デューク・アドリブ帖

超絶変態ジャズマニア『デューク・M』の独断と偏見と毒舌のアドリブ帖です。縦横無尽、天衣無縫、支離滅裂な展開です。

煙草燻らすモニカ・ルイスは何想ふ

2013-10-27 08:53:27 | Weblog
 つい見とれてしまうレコード・ジャケットがある。どうせヌードだろう、と笑われそうだが、それは妄想逞しい若い頃の話であって、最近は非現実的なことを思い描く妄想よりも現実的な想像に思いをめぐらす。特に数々のカバーデザインを手がけたグラフィック・アーティストのバート・ゴールドブラットのジャケットは、手にするだけでイメージが膨らむ。ときにそれは音が聴こえてきそうだという音楽的内容を超えるドラマも秘められている。

 その唇から出る言葉は愛なのか別れなのか、それとも?唇だけのカーメン・マクレイや、マイクを背に顔を手で覆っているクリス・コナーには肩をそっとおさえるだけでいい、等とゴールドブラットのジャケットを並べるだけでちょっとした愛の美術館が出来そうだ。そしてこのモニカ・ルイスも外せない。美女だからこそこの少女のような姿も絵になり、大人の女だからこそ燻らす煙も動くアクセサリーになる。そして・・・これから先はモニカと二人だけのドラマがどんどん広がるのだ。

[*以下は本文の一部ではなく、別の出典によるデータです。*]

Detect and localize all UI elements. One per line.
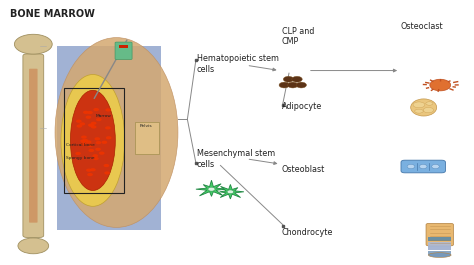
Circle shape [81, 142, 86, 145]
Ellipse shape [426, 102, 433, 105]
Circle shape [91, 122, 97, 125]
Ellipse shape [413, 102, 425, 108]
FancyBboxPatch shape [136, 122, 159, 154]
Circle shape [89, 124, 94, 127]
Ellipse shape [14, 34, 52, 54]
Ellipse shape [428, 253, 451, 258]
Circle shape [208, 187, 215, 191]
FancyBboxPatch shape [23, 54, 44, 237]
Circle shape [419, 164, 427, 169]
Polygon shape [196, 180, 227, 196]
Circle shape [96, 141, 101, 144]
Text: Pelvis: Pelvis [140, 124, 153, 128]
Circle shape [292, 76, 302, 82]
Circle shape [101, 141, 107, 144]
Circle shape [88, 123, 94, 127]
Polygon shape [219, 184, 244, 199]
Circle shape [288, 82, 298, 88]
Circle shape [87, 173, 93, 176]
Circle shape [279, 82, 290, 88]
Circle shape [283, 76, 294, 82]
Text: Osteoclast: Osteoclast [400, 22, 443, 31]
FancyBboxPatch shape [57, 46, 161, 230]
Text: Osteoblast: Osteoblast [282, 165, 325, 174]
Text: Spongy bone: Spongy bone [66, 156, 94, 160]
Ellipse shape [410, 99, 437, 116]
Circle shape [86, 140, 91, 144]
Circle shape [90, 168, 96, 171]
Ellipse shape [415, 109, 423, 113]
Circle shape [86, 169, 92, 172]
Text: Chondrocyte: Chondrocyte [282, 228, 333, 237]
Circle shape [296, 82, 307, 88]
Text: Hematopoietic stem
cells: Hematopoietic stem cells [197, 54, 279, 74]
Ellipse shape [55, 38, 178, 227]
Circle shape [105, 126, 111, 130]
Circle shape [227, 190, 234, 194]
Circle shape [106, 136, 111, 139]
Ellipse shape [423, 107, 434, 113]
Circle shape [82, 139, 88, 142]
Circle shape [99, 152, 105, 155]
Circle shape [432, 164, 439, 169]
Text: Marrow: Marrow [95, 114, 111, 118]
Text: Adipocyte: Adipocyte [282, 102, 322, 111]
Circle shape [80, 139, 86, 143]
Circle shape [407, 164, 415, 169]
Circle shape [96, 118, 101, 121]
Circle shape [95, 148, 101, 151]
FancyBboxPatch shape [115, 42, 132, 59]
FancyBboxPatch shape [428, 246, 451, 250]
Circle shape [103, 164, 109, 167]
Circle shape [105, 108, 111, 112]
Circle shape [91, 125, 97, 129]
FancyBboxPatch shape [401, 160, 446, 173]
Text: Cortical bone: Cortical bone [66, 143, 95, 147]
Circle shape [93, 108, 99, 111]
Circle shape [92, 154, 98, 157]
Circle shape [76, 120, 82, 123]
Circle shape [87, 111, 93, 114]
Circle shape [81, 135, 87, 139]
Circle shape [76, 125, 82, 128]
Circle shape [75, 152, 81, 155]
Text: Mesenchymal stem
cells: Mesenchymal stem cells [197, 149, 275, 169]
Text: BONE MARROW: BONE MARROW [10, 8, 95, 19]
FancyBboxPatch shape [428, 251, 451, 255]
FancyBboxPatch shape [428, 242, 451, 246]
Ellipse shape [18, 238, 49, 254]
Circle shape [89, 149, 94, 152]
Circle shape [80, 122, 85, 125]
Circle shape [87, 144, 93, 147]
Circle shape [86, 116, 91, 119]
Circle shape [83, 111, 89, 114]
FancyBboxPatch shape [119, 45, 128, 48]
Circle shape [430, 79, 451, 91]
Text: CLP and
CMP: CLP and CMP [282, 27, 314, 46]
FancyBboxPatch shape [426, 223, 454, 246]
Circle shape [104, 171, 110, 175]
Ellipse shape [71, 90, 115, 191]
Circle shape [94, 137, 100, 140]
Circle shape [93, 157, 99, 160]
FancyBboxPatch shape [428, 237, 451, 241]
Ellipse shape [61, 74, 125, 206]
FancyBboxPatch shape [29, 69, 37, 223]
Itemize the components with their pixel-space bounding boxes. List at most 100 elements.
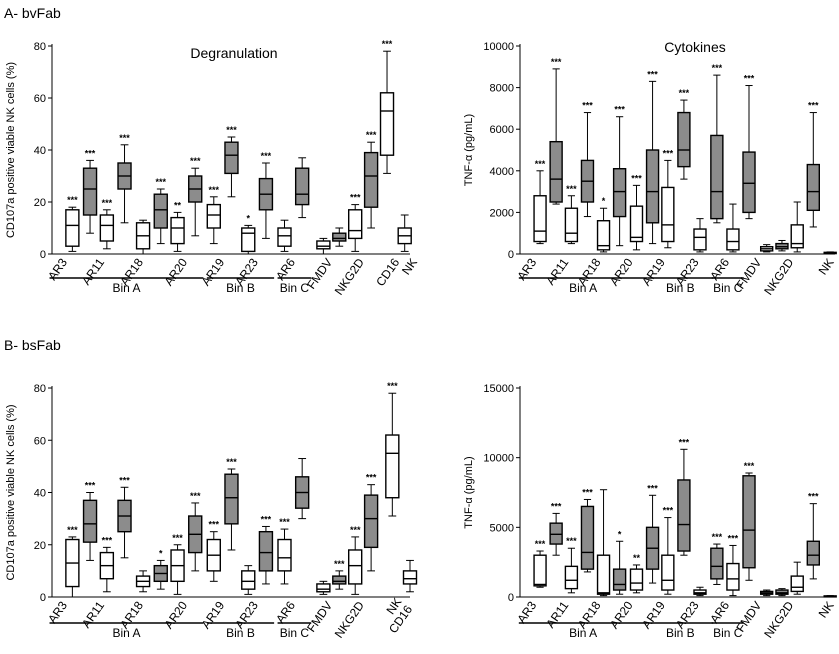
category-label: AR20 [162,598,191,631]
y-tick-label: 40 [34,488,46,500]
box-iqr [533,554,547,587]
box-10 [241,565,256,595]
significance-label: *** [551,501,562,511]
box-8: *** [206,185,221,245]
box-iqr [379,92,395,156]
significance-label: * [246,213,250,223]
category-label: NKCD16 [375,595,415,636]
box-iqr [206,203,221,229]
box-iqr [224,141,239,175]
box-18 [823,595,837,598]
significance-label: *** [350,525,361,535]
box-iqr [241,570,256,590]
category-label: AR19 [199,598,228,631]
box-iqr [316,240,331,250]
y-tick-label: 20 [34,197,46,209]
box-16: *** [348,193,363,252]
box-2: *** [564,184,579,245]
significance-label: *** [614,105,625,115]
y-tick-label: 15000 [483,383,514,395]
box-iqr [661,554,675,591]
category-label: NKG2D [332,255,367,297]
box-7: *** [645,69,660,245]
box-11: *** [710,532,724,585]
category-label: AR6 [707,255,732,282]
box-6: ** [629,553,644,594]
box-iqr [645,149,660,224]
box-13 [294,157,310,219]
box-15 [332,227,347,247]
significance-label: *** [67,525,78,535]
category-label: NK [816,599,837,621]
y-tick-label: 8000 [490,83,514,95]
significance-label: *** [551,57,562,67]
box-8: *** [661,506,675,595]
box-17: *** [806,101,821,228]
significance-label: *** [85,148,96,158]
box-iqr [726,228,740,251]
bin-group-label: Bin A [112,626,140,640]
category-label: AR6 [273,255,298,282]
box-iqr [363,151,379,208]
significance-label: *** [172,533,183,543]
bin-group-label: Bin C [713,626,743,640]
box-0: *** [65,525,80,598]
box-16 [790,201,804,253]
box-iqr [332,232,347,242]
significance-label: *** [535,539,546,549]
box-9: *** [224,457,239,551]
bin-group-label: Bin B [666,281,695,295]
box-iqr [742,475,756,569]
significance-label: * [602,196,606,206]
box-4 [135,570,151,593]
category-label: AR11 [79,255,107,287]
significance-label: *** [334,559,345,569]
significance-label: *** [679,88,690,98]
category-label: CD16 [373,255,402,288]
box-iqr [258,530,274,572]
box-iqr [549,140,563,203]
significance-label: *** [808,492,819,502]
box-2: *** [564,536,579,594]
significance-label: *** [566,184,577,194]
box-3: *** [580,101,595,218]
box-7: *** [188,491,203,572]
box-6: *** [629,173,644,251]
significance-label: *** [102,535,113,545]
box-13: *** [742,461,756,581]
box-5: *** [612,105,627,247]
box-11: *** [258,514,274,585]
category-label: AR11 [79,598,107,630]
bin-group-label: Bin A [569,626,597,640]
y-tick-label: 0 [508,249,514,261]
y-tick-label: 5000 [490,522,514,534]
significance-label: *** [119,475,130,485]
category-label: AR20 [162,255,191,288]
box-iqr [277,538,292,572]
y-axis-label: CD107a positive viable NK cells (%) [5,404,17,580]
box-iqr [710,547,724,580]
significance-label: *** [102,198,113,208]
y-tick-label: 10000 [483,453,514,465]
box-iqr [277,227,292,247]
box-1: *** [82,148,98,234]
category-label: NK [399,256,420,278]
box-iqr [612,168,627,218]
significance-label: *** [209,520,220,530]
bin-group-label: Bin B [666,626,695,640]
y-tick-label: 60 [34,93,46,105]
box-13 [294,458,310,520]
box-17: *** [806,492,821,580]
box-iqr [580,505,595,570]
cytokines-chart-a: Cytokines 0 2000 4000 6000 8000 10000 TNF-α (pg… [463,39,837,298]
box-iqr [742,151,756,214]
category-label: NKG2D [761,598,796,640]
box-iqr [316,583,331,593]
category-label: AR19 [639,598,668,631]
category-label: AR3 [45,255,70,282]
box-iqr [596,220,611,251]
category-label: AR11 [543,255,571,287]
significance-label: *** [582,101,593,111]
significance-label: *** [744,74,755,84]
box-0: *** [533,539,547,588]
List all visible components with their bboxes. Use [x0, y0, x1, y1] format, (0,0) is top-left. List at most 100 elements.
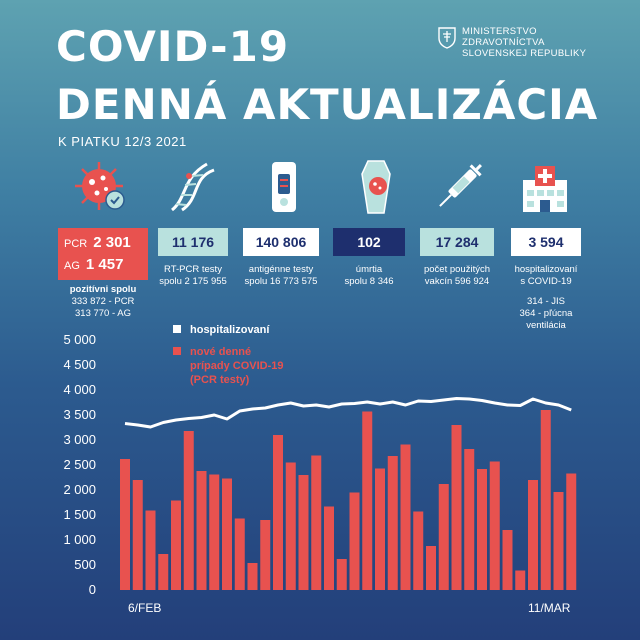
y-tick-label: 2 500 — [63, 457, 96, 472]
case-bar — [311, 455, 322, 590]
case-bar — [464, 449, 475, 590]
positive-cases-caption: pozitívni spolu 333 872 - PCR 313 770 - … — [46, 284, 160, 320]
case-bar — [158, 554, 169, 590]
hospital-icon — [523, 166, 567, 212]
case-bar — [247, 563, 258, 590]
y-tick-label: 3 000 — [63, 432, 96, 447]
case-bar — [451, 425, 462, 590]
caption-line: 313 770 - AG — [75, 308, 131, 319]
case-bar — [171, 500, 181, 590]
rtpcr-tests-box: 11 176 — [158, 228, 228, 256]
report-date: K PIATKU 12/3 2021 — [58, 134, 187, 149]
case-bar — [324, 506, 334, 590]
deaths-box: 102 — [333, 228, 405, 256]
y-tick-label: 3 500 — [63, 407, 96, 422]
deaths-caption: úmrtia spolu 8 346 — [329, 264, 409, 288]
coat-of-arms-icon — [438, 27, 456, 49]
pcr-value: 2 301 — [93, 234, 131, 251]
y-tick-label: 5 000 — [63, 332, 96, 347]
case-bar — [336, 559, 347, 590]
ministry-line: SLOVENSKEJ REPUBLIKY — [462, 48, 587, 59]
syringe-icon — [439, 164, 482, 207]
ministry-name: MINISTERSTVO ZDRAVOTNÍCTVA SLOVENSKEJ RE… — [462, 26, 586, 59]
case-bar — [477, 469, 487, 590]
caption-line: s COVID-19 — [520, 276, 572, 287]
case-bar — [413, 511, 424, 590]
coffin-icon — [361, 160, 391, 214]
legend: hospitalizovaní nové denné prípady COVID… — [173, 324, 284, 386]
caption-line: 314 - JIS — [526, 296, 566, 307]
vaccines-box: 17 284 — [420, 228, 494, 256]
title-line-1: COVID-19 — [56, 22, 290, 71]
case-bar — [285, 462, 296, 590]
caption-line: hospitalizovaní — [514, 264, 578, 275]
case-bar — [222, 478, 232, 590]
case-bar — [362, 411, 373, 590]
positive-cases-box: PCR 2 301 AG 1 457 — [58, 228, 148, 280]
cases-hospitalized-chart: 0 500 1 000 1 500 2 000 2 500 3 000 3 500 4 000 4… — [63, 324, 577, 615]
antigen-tests-box: 140 806 — [243, 228, 319, 256]
antigen-test-icon — [272, 162, 296, 212]
case-bar — [298, 475, 309, 590]
title-line-2: DENNÁ AKTUALIZÁCIA — [56, 80, 599, 129]
case-bar — [196, 471, 207, 590]
caption-line: spolu 2 175 955 — [159, 276, 227, 287]
caption-line: úmrtia — [355, 264, 383, 275]
case-bar — [553, 492, 564, 590]
case-bar — [145, 510, 156, 590]
case-bar — [566, 473, 577, 590]
case-bar — [387, 456, 398, 590]
case-bar — [426, 546, 436, 590]
case-bar — [515, 570, 526, 590]
caption-line: spolu 16 773 575 — [244, 276, 318, 287]
caption-line: antigénne testy — [248, 264, 314, 275]
hospitalized-line — [124, 397, 572, 429]
ministry-line: MINISTERSTVO — [462, 26, 537, 37]
y-tick-label: 4 500 — [63, 357, 96, 372]
ministry-line: ZDRAVOTNÍCTVA — [462, 37, 545, 48]
x-start-label: 6/FEB — [128, 601, 161, 615]
case-bar — [438, 484, 449, 590]
case-bar — [502, 530, 513, 590]
case-bar — [209, 474, 220, 590]
antigen-caption: antigénne testy spolu 16 773 575 — [233, 264, 329, 288]
y-tick-label: 2 000 — [63, 482, 96, 497]
case-bar — [273, 435, 283, 590]
legend-label-hospitalized: hospitalizovaní — [190, 324, 270, 336]
y-tick-label: 1 500 — [63, 507, 96, 522]
dna-icon — [170, 162, 215, 212]
y-tick-label: 1 000 — [63, 532, 96, 547]
case-bar — [375, 468, 385, 590]
vaccines-caption: počet použitých vakcín 596 924 — [412, 264, 502, 288]
caption-line: 364 - pľúcna ventilácia — [519, 308, 573, 331]
legend-label-cases: prípady COVID-19 — [190, 360, 284, 372]
ag-value: 1 457 — [85, 256, 124, 273]
hospitalized-caption: hospitalizovaní s COVID-19 314 - JIS 364… — [500, 264, 592, 332]
y-tick-label: 0 — [89, 582, 96, 597]
legend-swatch-cases — [173, 347, 181, 355]
rtpcr-caption: RT-PCR testy spolu 2 175 955 — [148, 264, 238, 288]
case-bar — [540, 410, 551, 590]
caption-line: spolu 8 346 — [344, 276, 394, 287]
case-bar — [349, 492, 360, 590]
caption-line: počet použitých — [423, 264, 490, 275]
x-end-label: 11/MAR — [528, 601, 571, 615]
virus-icon — [75, 162, 125, 210]
caption-line: pozitívni spolu — [69, 284, 137, 295]
y-tick-label: 4 000 — [63, 382, 96, 397]
caption-line: vakcín 596 924 — [424, 276, 490, 287]
pcr-label: PCR — [64, 238, 88, 250]
y-tick-label: 500 — [74, 557, 96, 572]
ag-label: AG — [64, 260, 80, 272]
legend-label-cases: nové denné — [190, 346, 251, 358]
case-bar — [400, 444, 411, 590]
caption-line: RT-PCR testy — [164, 264, 222, 275]
hospitalized-box: 3 594 — [511, 228, 581, 256]
case-bar — [132, 480, 143, 590]
legend-label-cases: (PCR testy) — [190, 374, 250, 386]
legend-swatch-hospitalized — [173, 325, 181, 333]
caption-line: 333 872 - PCR — [71, 296, 135, 307]
case-bar — [528, 480, 538, 590]
case-bar — [489, 461, 500, 590]
case-bar — [120, 459, 130, 590]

チャールトン・ヘストン主演の「大地震」や、「エアポート'77 バミューダからの脱出」といった映画で知られる女優だが歌もいい。

 「フールズ・ラッシュ・イン」は、1955年から56年にかけて録音されたアルバムで、ジャック・ケリーのオーケストラをバックに伸び伸びと歌っている。タイトル曲は「恋は愚かというけれど」という邦題でお馴染みの曲で、シナトラの重要なレパートリーのひとつだ。女優らしくドラマティックな展開で、メロディ・メーカーであるジョニー・マーサーの魅力にも改めて感心する歌唱である。声はときに優しく包み込むような母親のようであり、またチャーミングな恋人を思わせ、そして可愛らしい愛娘と重ねたくなるように曲によって変化を付けているのは見事だ。この時代の多くのシンガーのなかでも特にGIに人気があったのはこの郷愁を誘う声なのかもしれない。

 昨今「ジャケ買い」というジャンルが確立されていて、中古レコード店によってはそのコーナーもあるという。「ジャケ買い」というのは音楽の内容は度外視で、ジャケットに惹かれて買うことだ。店主も心得たもので二度見するようなものばかりを揃えている。もしこのエサ箱があれば覘いてほしい。ジャケットの片隅に小さく「Burt Goldblatt」と名前が入ったレコードがあるはずだ。ジャケ買いしても内容に外れはない。